星痕低头答应。丽贵妃又向翎瑚道:“听见了没有?早些睡下,明儿要是迟了,我可是要罚的。”翎瑚没奈何,答应着一直送出宫门。一时更衣就寝,她疑惑地看向星痕,“母妃突然过来,又说什么练舞,又说什么出嫁,是不是……是不是瞒着我什么?”

星痕也不明所以,“前些时还听皇上说要多留公主几年,难道是又改主意了?”

“不……不会!”

翎瑚想到父亲不再宠她,要她早早出嫁,心里就像是塞了大团棉絮,“我明日去找父皇问个明白!”

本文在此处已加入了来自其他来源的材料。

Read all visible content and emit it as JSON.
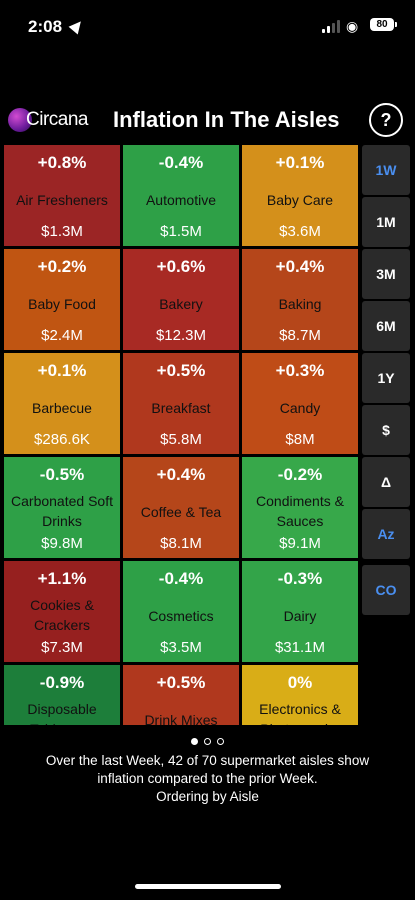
{
  "status_bar": {
    "time": "2:08",
    "battery": "80"
  },
  "header": {
    "logo_text": "Circana",
    "title": "Inflation In The Aisles",
    "help_label": "?"
  },
  "tiles": [
    {
      "pct": "+0.8%",
      "name": "Air Fresheners",
      "amount": "$1.3M",
      "color": "#9b2525"
    },
    {
      "pct": "-0.4%",
      "name": "Automotive",
      "amount": "$1.5M",
      "color": "#2ea047"
    },
    {
      "pct": "+0.1%",
      "name": "Baby Care",
      "amount": "$3.6M",
      "color": "#d4901b"
    },
    {
      "pct": "+0.2%",
      "name": "Baby Food",
      "amount": "$2.4M",
      "color": "#c05512"
    },
    {
      "pct": "+0.6%",
      "name": "Bakery",
      "amount": "$12.3M",
      "color": "#a82a24"
    },
    {
      "pct": "+0.4%",
      "name": "Baking",
      "amount": "$8.7M",
      "color": "#b5461a"
    },
    {
      "pct": "+0.1%",
      "name": "Barbecue",
      "amount": "$286.6K",
      "color": "#d4901b"
    },
    {
      "pct": "+0.5%",
      "name": "Breakfast",
      "amount": "$5.8M",
      "color": "#b0381e"
    },
    {
      "pct": "+0.3%",
      "name": "Candy",
      "amount": "$8M",
      "color": "#bf4c17"
    },
    {
      "pct": "-0.5%",
      "name": "Carbonated Soft Drinks",
      "amount": "$9.8M",
      "color": "#2ea047"
    },
    {
      "pct": "+0.4%",
      "name": "Coffee & Tea",
      "amount": "$8.1M",
      "color": "#b5461a"
    },
    {
      "pct": "-0.2%",
      "name": "Condiments & Sauces",
      "amount": "$9.1M",
      "color": "#37a84a"
    },
    {
      "pct": "+1.1%",
      "name": "Cookies & Crackers",
      "amount": "$7.3M",
      "color": "#96201f"
    },
    {
      "pct": "-0.4%",
      "name": "Cosmetics",
      "amount": "$3.5M",
      "color": "#2ea047"
    },
    {
      "pct": "-0.3%",
      "name": "Dairy",
      "amount": "$31.1M",
      "color": "#33a449"
    },
    {
      "pct": "-0.9%",
      "name": "Disposable Tableware",
      "amount": "",
      "color": "#1d7e3a"
    },
    {
      "pct": "+0.5%",
      "name": "Drink Mixes",
      "amount": "",
      "color": "#b0381e"
    },
    {
      "pct": "0%",
      "name": "Electronics & Photography",
      "amount": "",
      "color": "#d9ad17"
    }
  ],
  "side_nav": [
    {
      "label": "1W",
      "active": true
    },
    {
      "label": "1M",
      "active": false
    },
    {
      "label": "3M",
      "active": false
    },
    {
      "label": "6M",
      "active": false
    },
    {
      "label": "1Y",
      "active": false
    },
    {
      "label": "$",
      "active": false
    },
    {
      "label": "Δ",
      "active": false
    },
    {
      "label": "Az",
      "active": true
    },
    {
      "label": "CO",
      "active": true
    }
  ],
  "summary": {
    "line1": "Over the last Week, 42 of 70 supermarket aisles show",
    "line2": "inflation compared to the prior Week.",
    "line3": "Ordering by Aisle"
  },
  "pager": {
    "count": 3,
    "active": 0
  }
}
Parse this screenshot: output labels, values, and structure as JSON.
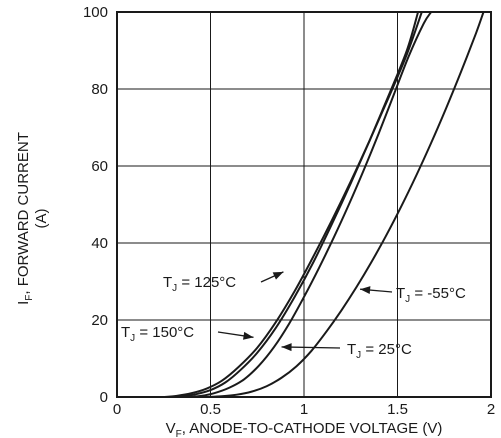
{
  "chart_data": {
    "type": "line",
    "xlabel": {
      "main": "V",
      "sub": "F",
      "rest": ", ANODE-TO-CATHODE VOLTAGE (V)"
    },
    "ylabel": {
      "main": "I",
      "sub": "F",
      "rest": ", FORWARD CURRENT",
      "unit": "(A)"
    },
    "xlim": [
      0,
      2
    ],
    "ylim": [
      0,
      100
    ],
    "x_ticks": [
      0,
      0.5,
      1,
      1.5,
      2
    ],
    "x_tick_labels": [
      "0",
      "0.5",
      "1",
      "1.5",
      "2"
    ],
    "y_ticks": [
      0,
      20,
      40,
      60,
      80,
      100
    ],
    "y_tick_labels": [
      "0",
      "20",
      "40",
      "60",
      "80",
      "100"
    ],
    "grid": true,
    "series": [
      {
        "name": "TJ = 125°C",
        "label_main": "T",
        "label_sub": "J",
        "label_rest": " = 125°C",
        "x": [
          0.27,
          0.35,
          0.42,
          0.5,
          0.58,
          0.66,
          0.75,
          0.85,
          0.95,
          1.05,
          1.15,
          1.25,
          1.35,
          1.45,
          1.55,
          1.61
        ],
        "y": [
          0,
          0.2,
          0.7,
          1.8,
          3.8,
          7,
          11.5,
          18,
          26,
          35,
          45,
          55.5,
          66.5,
          78,
          90,
          100
        ]
      },
      {
        "name": "TJ = 150°C",
        "label_main": "T",
        "label_sub": "J",
        "label_rest": " = 150°C",
        "x": [
          0.25,
          0.32,
          0.4,
          0.48,
          0.56,
          0.65,
          0.75,
          0.85,
          0.95,
          1.05,
          1.15,
          1.25,
          1.35,
          1.45,
          1.55,
          1.63
        ],
        "y": [
          0,
          0.3,
          1,
          2.2,
          4.2,
          7.8,
          12.8,
          19.5,
          27.5,
          36.5,
          46,
          56,
          66.5,
          77.5,
          89,
          100
        ]
      },
      {
        "name": "TJ = 25°C",
        "label_main": "T",
        "label_sub": "J",
        "label_rest": " = 25°C",
        "x": [
          0.38,
          0.45,
          0.52,
          0.6,
          0.68,
          0.76,
          0.84,
          0.92,
          1.0,
          1.08,
          1.16,
          1.24,
          1.32,
          1.4,
          1.48,
          1.56,
          1.64,
          1.68
        ],
        "y": [
          0,
          0.3,
          1,
          2.4,
          4.6,
          8.2,
          13,
          19,
          26,
          33.5,
          41.5,
          50,
          59,
          68.5,
          78.5,
          88.5,
          97,
          100
        ]
      },
      {
        "name": "TJ = -55°C",
        "label_main": "T",
        "label_sub": "J",
        "label_rest": " = -55°C",
        "x": [
          0.48,
          0.56,
          0.64,
          0.72,
          0.8,
          0.88,
          0.96,
          1.04,
          1.12,
          1.2,
          1.28,
          1.36,
          1.44,
          1.52,
          1.6,
          1.68,
          1.76,
          1.84,
          1.92,
          1.96
        ],
        "y": [
          0,
          0.2,
          0.6,
          1.4,
          2.8,
          5,
          8,
          12,
          17,
          22.5,
          28.5,
          35,
          42,
          49.5,
          57.5,
          66,
          75,
          84.5,
          94.5,
          100
        ]
      }
    ],
    "annotations": [
      {
        "series": "TJ = 125°C",
        "main": "T",
        "sub": "J",
        "rest": " = 125°C",
        "point_at": [
          0.89,
          32.5
        ]
      },
      {
        "series": "TJ = 150°C",
        "main": "T",
        "sub": "J",
        "rest": " = 150°C",
        "point_at": [
          0.73,
          15.5
        ]
      },
      {
        "series": "TJ = 25°C",
        "main": "T",
        "sub": "J",
        "rest": " = 25°C",
        "point_at": [
          0.88,
          13
        ]
      },
      {
        "series": "TJ = -55°C",
        "main": "T",
        "sub": "J",
        "rest": " = -55°C",
        "point_at": [
          1.3,
          28
        ]
      }
    ]
  }
}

第二天,翎瑚练完了舞就直奔文璟帝寝宫,谁知文璟帝虽说已经下朝,可仍是召集了几名臣子在后殿议事。翎瑚因自幼娇宠惯了,此时也不及等候,径直就往里走。还没等守在门口的内侍阻拦,就听水晶帘后有一苍老而惶恐的声音响起,“……臣的幼子虽与九公主年岁相当,但是体弱多病,无风也会抖三抖,实在配不上公主啊。”

话音刚落,另一个年轻利落些的声音立即接上,“为臣虽有一子,不过面容丑陋,定然入不了公主的法眼。”

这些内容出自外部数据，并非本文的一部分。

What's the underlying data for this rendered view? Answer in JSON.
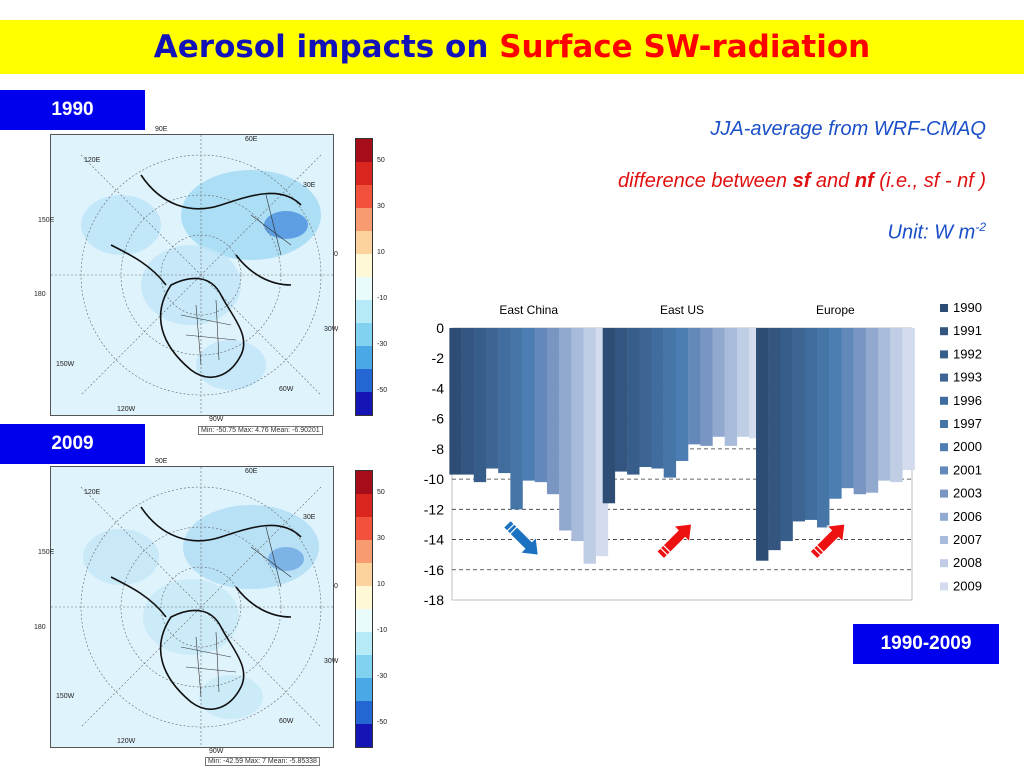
{
  "title": {
    "part1": "Aerosol impacts on ",
    "part2": "Surface SW-radiation"
  },
  "badges": {
    "top": "1990",
    "bottom": "2009",
    "period": "1990-2009"
  },
  "notes": {
    "line1": "JJA-average from WRF-CMAQ",
    "line2_pre": "difference between ",
    "line2_sf": "sf",
    "line2_mid": " and ",
    "line2_nf": "nf",
    "line2_post": " (i.e., sf - nf )",
    "line3": "Unit: W m",
    "line3_sup": "-2"
  },
  "maps": [
    {
      "caption": "Min: -50.75 Max: 4.76 Mean: -6.90201",
      "labels": {
        "top": "90E",
        "tr": "60E",
        "tl": "120E",
        "r1": "30E",
        "l1": "150E",
        "r0": "0",
        "l0": "180",
        "r2": "30W",
        "l2": "150W",
        "br": "60W",
        "bl": "120W",
        "bot": "90W"
      }
    },
    {
      "caption": "Min: -42.59 Max: 7 Mean: -5.85338",
      "labels": {
        "top": "90E",
        "tr": "60E",
        "tl": "120E",
        "r1": "30E",
        "l1": "150E",
        "r0": "0",
        "l0": "180",
        "r2": "30W",
        "l2": "150W",
        "br": "60W",
        "bl": "120W",
        "bot": "90W"
      }
    }
  ],
  "colorbar": {
    "ticks": [
      "50",
      "30",
      "10",
      "-10",
      "-30",
      "-50"
    ],
    "colors": [
      "#a50d1a",
      "#d9251e",
      "#f2513b",
      "#f99b70",
      "#fcd39c",
      "#fff8d7",
      "#e9fbfb",
      "#b7eaf7",
      "#81d2f1",
      "#4aa8e6",
      "#2467d3",
      "#1514b5"
    ]
  },
  "chart_data": {
    "type": "bar",
    "title": "",
    "xlabel": "",
    "ylabel": "",
    "ylim": [
      -18,
      0
    ],
    "yticks": [
      "0",
      "-2",
      "-4",
      "-6",
      "-8",
      "-10",
      "-12",
      "-14",
      "-16",
      "-18"
    ],
    "categories": [
      "East China",
      "East US",
      "Europe"
    ],
    "series": [
      {
        "name": "1990",
        "color": "#2e4d75",
        "values": [
          -9.7,
          -11.6,
          -15.4
        ]
      },
      {
        "name": "1991",
        "color": "#33557f",
        "values": [
          -9.7,
          -9.5,
          -14.7
        ]
      },
      {
        "name": "1992",
        "color": "#375d8a",
        "values": [
          -10.2,
          -9.7,
          -14.1
        ]
      },
      {
        "name": "1993",
        "color": "#3c6594",
        "values": [
          -9.3,
          -9.2,
          -12.8
        ]
      },
      {
        "name": "1996",
        "color": "#416d9e",
        "values": [
          -9.6,
          -9.3,
          -12.7
        ]
      },
      {
        "name": "1997",
        "color": "#4675a8",
        "values": [
          -12.0,
          -9.9,
          -13.2
        ]
      },
      {
        "name": "2000",
        "color": "#4d7eb3",
        "values": [
          -10.1,
          -8.8,
          -11.3
        ]
      },
      {
        "name": "2001",
        "color": "#6289b9",
        "values": [
          -10.2,
          -7.7,
          -10.6
        ]
      },
      {
        "name": "2003",
        "color": "#7996c2",
        "values": [
          -11.0,
          -7.8,
          -11.0
        ]
      },
      {
        "name": "2006",
        "color": "#91a8cf",
        "values": [
          -13.4,
          -7.2,
          -10.9
        ]
      },
      {
        "name": "2007",
        "color": "#a8bbdb",
        "values": [
          -14.1,
          -7.8,
          -10.1
        ]
      },
      {
        "name": "2008",
        "color": "#bfcde5",
        "values": [
          -15.6,
          -7.2,
          -10.2
        ]
      },
      {
        "name": "2009",
        "color": "#d3dcee",
        "values": [
          -15.1,
          -7.3,
          -9.4
        ]
      }
    ],
    "gridlines": "dashed horizontal",
    "legend_position": "right",
    "arrows": [
      {
        "category": "East China",
        "direction": "down",
        "color": "#1b72c0"
      },
      {
        "category": "East US",
        "direction": "up",
        "color": "#ee1111"
      },
      {
        "category": "Europe",
        "direction": "up",
        "color": "#ee1111"
      }
    ]
  }
}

“说到相貌,为臣的相貌比之丁尚书是天差地别,为臣的四子恐怕更不及丁尚书之子,皇上虽有厚爱之意,可惜……”这人跌足惋惜,“可惜为臣之子没有福分,不如还是傅将军的儿子更为合适。”

那被点名的傅将军抢上道:“犬子面容虽说不丑,但是已与人定下婚约。”

之前那人问道:“定亲?从没听将军说起过啊。”

“我儿定亲,为何要同你说?”傅将军似乎有些恼羞成怒。

翎瑚在外听得也是气血上涌,原来父皇真要把她嫁出去,她哪儿得罪他了?她越想越沉不住气,挑开那华光一片的帘子就冲了进去,“父皇,我才不要嫁那些无风抖三抖、面容丑恶、谎话连篇、随口就能订亲的人呢。”她一停说,目光也在那几位大臣的脸上一一扫过。那几人原本就有些心病,再被她目光一扫,不约而同地垂首看地,好像地上的鎏金砖上已长出了片片金叶。

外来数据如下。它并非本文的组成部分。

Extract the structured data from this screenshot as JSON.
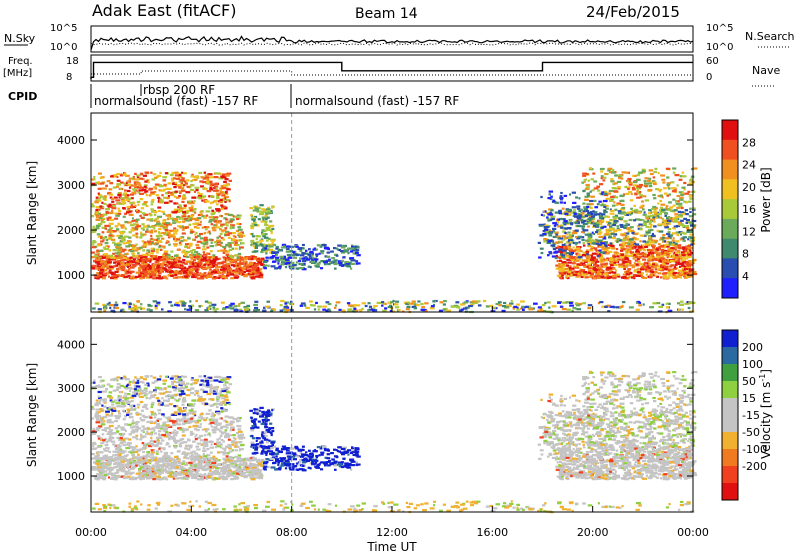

文璟帝手捻须髯,轻咳几声道:“这是什么道理,朕与众臣工说话,你怎么能冲进来?还不退下!”翎瑚素来不怵她这位父皇,此时听见也不害怕,只扬着头道:“父皇与人谈论女儿的婚事,女儿怎么不能进来?”那几个垂首看地的大臣各自取出随身带着的帕子偷偷拭了拭额上沁出的汗珠,心中更加叹服自己刚才的英明决断。公主天不怕地不怕,好色而且蛮横,这要是嫁到谁家,谁家就是供着个火药桶啊。

文璟帝沉下脸,断喝一声道:“谁许你这么没规矩的?出去!”几位大臣等了又等,也没听见该有的脚步声响。因大着胆子抬头一看,却见文璟帝的目光正落在他们几个身上,哦,原来是要他们几个出去啊?几人恍然大悟,立时知趣地叩首告退。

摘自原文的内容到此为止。